SPFDates.csv and .txt - SPF release dates, one per quarter of data.

### /Data - Modified/HF

Empty folder for intermediate data manipulation

### /Data - Modified/SPF

Empty folder for intermediate data manipulation


### /Figures

Empty folder to output of figures_forecastplots.do


### /Results
#### /logs/final
Empty folder for regression log output.

#### /latex/regs_final/public 
Empty folder for latex output files from regs_final_public.do (PAP regressions), with a subfolder for summary stats

#### /latex/nonpap_regs

Five empty subfolders, allobs, asymmetricloss, clustered_std, fixed_even and revisions for associated results outputs


## Codebook for hf_final_allobservations, hf_final_tbonly_public

year: year (yyyy) forecast was made.

date: date (ddmmmyyyy) forecast was made.

dateqtr: quarter of date (yyyyq#).

obsdate: quarter that is being forecasted (dateqtr + horizon), string type.

projqtr: quarter that is being forecasted (dateqtr + horizon), float type.

fore_dist: the number of calendar days between the current forecast, for a particular macroeconomic variable-horizon, and the previous such forecast for a given FOMC cycle.  This variable equals zero when, for a given macroeconomic variable-horizon, there was no other such forecast for a given FOMC cycle (this situation implies we only had the Greenbook for that variable-horizon for that FOMC cycle).  Used in weighting regressions that used high-frequency data.

fomc: the date of the first day of the next regularly scheduled FOMC meeting (ddmmmyyyy).

varible: the macroeconomic variable being forecasted. 

source: the document type we used to record the forecast. we also record briefing tables and texts as pre-FOMC (the in-person forecast update just prior to a FOMC meeting) or bi-weekly (all other non-pre-FOMC briefings).

horizon: forecast horizon in quarters, -1 = 1 quarter backcast, 0 = current quarter, etc..  Forecasts are indexed by horizon based on the next regularly scheduled FOMC date, not based on calendar quarters.

rgdp_fore: real GDP growth forecasts, p.p., a.r.

pcepilfe_fore: core PCE inflation forecasts, p.p., a.r.

rgdp_3rd: BEA 3rd release of real GDP growth for the quarter being forecasted, p.p., a.r.

pcepilfe_3rd: BEA 3rd release of core PCE inflation for the quarter being forecasted, p.p., a.r.

fomcqtr: the quarter of the upcoming regularly scheduled FOMC meeting (yyyyq#).

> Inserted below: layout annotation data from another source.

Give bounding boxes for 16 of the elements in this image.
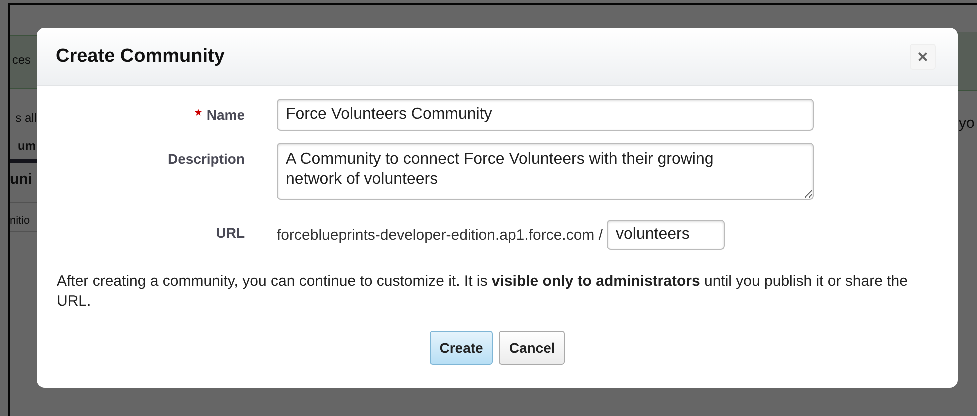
info-text: After creating a community, you can continue to customize it. It is visible only to administrators until you publish it or share the URL. (57, 272, 909, 312)
banner-fragment: ces (10, 35, 37, 89)
cancel-button[interactable]: Cancel (499, 331, 566, 365)
dialog-title: Create Community (56, 46, 225, 68)
name-field[interactable]: Force Volunteers Community (277, 99, 814, 131)
field-label: Name (206, 107, 245, 123)
text-fragment: yo (958, 115, 976, 132)
create-button[interactable]: Create (430, 331, 494, 365)
close-button[interactable]: × (910, 44, 936, 70)
banner-fragment (957, 32, 977, 91)
url-field[interactable]: volunteers (607, 220, 726, 250)
field-label: URL (216, 225, 245, 241)
text-fragment: s all (14, 111, 37, 125)
description-field[interactable]: A Community to connect Force Volunteers with their growing network of volunteers (277, 143, 814, 200)
field-label: Description (168, 151, 245, 167)
url-prefix: forceblueprints-developer-edition.ap1.force.com / (277, 226, 604, 244)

prevfomc: date of previous regularly scheduled FOMC (ddmmmyyyy).

from_end: the number of forecasts for a particular variable-horizon-FOMC until the last forecast for that variable-horizon-FOMC, (i.e., =0 for the last forecast available before a FOMC).

weeks: number of weeks until the first day of the next regularly scheduled FOMC meeting, rounded down.

weeks01: indicator for whether it is less than 14 days until the first day of the next regularly scheduled FOMC meeting (i.e., I{weeks == 0 | weeks == 1}).

rgdp_rev: revision (first difference) to real GDP growth forecast based on previous forecast for real GDP growth at the indicated horizon within a FOMC cycle.  rgdp_rev == missing for the first forecast of real GDP growth for the indicated horizon for that FOMC cycle.  rgdp_rev includes consecutive observations where the forecast does not revise.  regression file (regs_final_public.do) excludes consecutive observations where the revision is less than one basis point to weed out thin trading issues.

pcepilfe_rev: same as rgdp_rev for core PCE inflation.

rgdp_err: real GDP growth forecast errors, 3rd release - forecast.

pcepilfe_err: core PCE inflation forecast errors, 3rd release - forecast.

zscore: rolling 71 day average of Bloomberg forecast errors, standardized by rolling 2 year standard deviation of Bloomberg forecast errors, NOT weighted by S&P 500 futures returns (news(tau) without r_i_tau in the summation formula).

zscorexreturn: news(tau), S&P 500 return weighted rolling standardized sum of Bloomberg forecast errors.